Unregistered Securities - Stock
Before securities such as stocks, bonds,and promissory notes can be offered for sale to the public, they must be registered with the Securities and Exchange Commission (SEC). Any security that is not formally registered with the SEC is unregistered and cannot be sold to the public unless it meets an exemption.
The most common exemption permits a corporation to issue shares of stock to its executives and board members. However, any new shareholders, beyond the initial executives and board members, must notify and get the consent of the SEC before selling their stock to a third party. See: Stock Legends.
Another exemption allows corporations to raise capital by soliciting investors outside the company who qualify as accredited investors.

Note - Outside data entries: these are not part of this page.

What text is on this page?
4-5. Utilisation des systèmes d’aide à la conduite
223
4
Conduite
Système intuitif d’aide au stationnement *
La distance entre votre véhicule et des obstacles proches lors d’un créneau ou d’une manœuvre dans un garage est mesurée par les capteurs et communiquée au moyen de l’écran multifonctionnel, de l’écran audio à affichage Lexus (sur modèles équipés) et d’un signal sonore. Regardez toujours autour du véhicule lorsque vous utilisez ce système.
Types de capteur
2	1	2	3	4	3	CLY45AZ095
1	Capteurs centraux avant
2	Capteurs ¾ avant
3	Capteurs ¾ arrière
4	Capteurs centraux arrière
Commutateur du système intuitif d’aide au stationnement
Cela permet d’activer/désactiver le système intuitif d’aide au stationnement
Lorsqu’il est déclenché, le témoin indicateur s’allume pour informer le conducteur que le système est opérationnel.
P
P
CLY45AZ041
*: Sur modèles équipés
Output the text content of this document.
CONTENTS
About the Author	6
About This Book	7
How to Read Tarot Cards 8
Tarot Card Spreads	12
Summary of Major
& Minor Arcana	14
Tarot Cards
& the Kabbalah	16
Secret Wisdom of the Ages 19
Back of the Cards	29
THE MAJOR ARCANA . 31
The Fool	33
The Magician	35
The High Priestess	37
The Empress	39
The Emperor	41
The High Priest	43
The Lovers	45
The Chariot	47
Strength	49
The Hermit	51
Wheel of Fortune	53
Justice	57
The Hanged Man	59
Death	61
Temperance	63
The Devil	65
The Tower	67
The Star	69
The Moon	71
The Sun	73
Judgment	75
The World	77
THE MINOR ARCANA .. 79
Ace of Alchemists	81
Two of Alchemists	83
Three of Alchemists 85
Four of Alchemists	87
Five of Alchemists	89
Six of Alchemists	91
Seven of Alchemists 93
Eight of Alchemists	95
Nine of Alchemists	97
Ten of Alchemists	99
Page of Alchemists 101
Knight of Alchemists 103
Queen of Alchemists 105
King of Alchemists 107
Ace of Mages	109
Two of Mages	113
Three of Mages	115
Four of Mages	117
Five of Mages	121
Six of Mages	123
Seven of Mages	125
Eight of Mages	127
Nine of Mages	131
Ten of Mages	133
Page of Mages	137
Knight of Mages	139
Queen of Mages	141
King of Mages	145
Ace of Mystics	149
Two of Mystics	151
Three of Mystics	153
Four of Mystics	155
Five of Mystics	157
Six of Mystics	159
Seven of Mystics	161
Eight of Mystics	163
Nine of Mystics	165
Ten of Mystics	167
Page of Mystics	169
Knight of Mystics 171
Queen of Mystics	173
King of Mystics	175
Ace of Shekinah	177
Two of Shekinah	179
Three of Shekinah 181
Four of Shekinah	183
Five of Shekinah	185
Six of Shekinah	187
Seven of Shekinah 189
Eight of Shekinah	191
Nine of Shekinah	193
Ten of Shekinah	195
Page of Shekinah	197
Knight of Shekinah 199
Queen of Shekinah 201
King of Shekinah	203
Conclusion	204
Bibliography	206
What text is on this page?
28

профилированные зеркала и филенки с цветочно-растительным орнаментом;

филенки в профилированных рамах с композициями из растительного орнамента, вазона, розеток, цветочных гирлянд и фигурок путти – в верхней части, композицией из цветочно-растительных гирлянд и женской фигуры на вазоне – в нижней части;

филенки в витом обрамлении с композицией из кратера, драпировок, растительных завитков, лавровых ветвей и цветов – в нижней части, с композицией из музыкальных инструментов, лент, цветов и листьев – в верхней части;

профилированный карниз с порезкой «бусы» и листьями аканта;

Before buying, selling, or issuing unregistered securities, it is wise to consultant with a qualified business attorney since the penalties for violating SEC regulations are substantial, and the law is constantly charging and complex.
SEC Rule 144 provides an exemption and permits the public resale of restricted securities if a number of conditions are met, including how long the securities are held, the way in which they are sold , and the amount that can be sold at anyone time.
Stock certificates are physical documents that represent a shareholder's ownership in a corporation. The corporation may be a public or private company. Stock certificates include information, including the number of shares owned, the date the stock certificate was issued, an identification number, sometimes a corporate seal, and an authorized signature which may be an electronic signature. Today, stock certificates are not always used by corporations. Stock ownership may be recorded electronically and maintained by the corporate secretary. The first stock certificates were issued in 1606 by the Dutch East India Company which was a public trading company.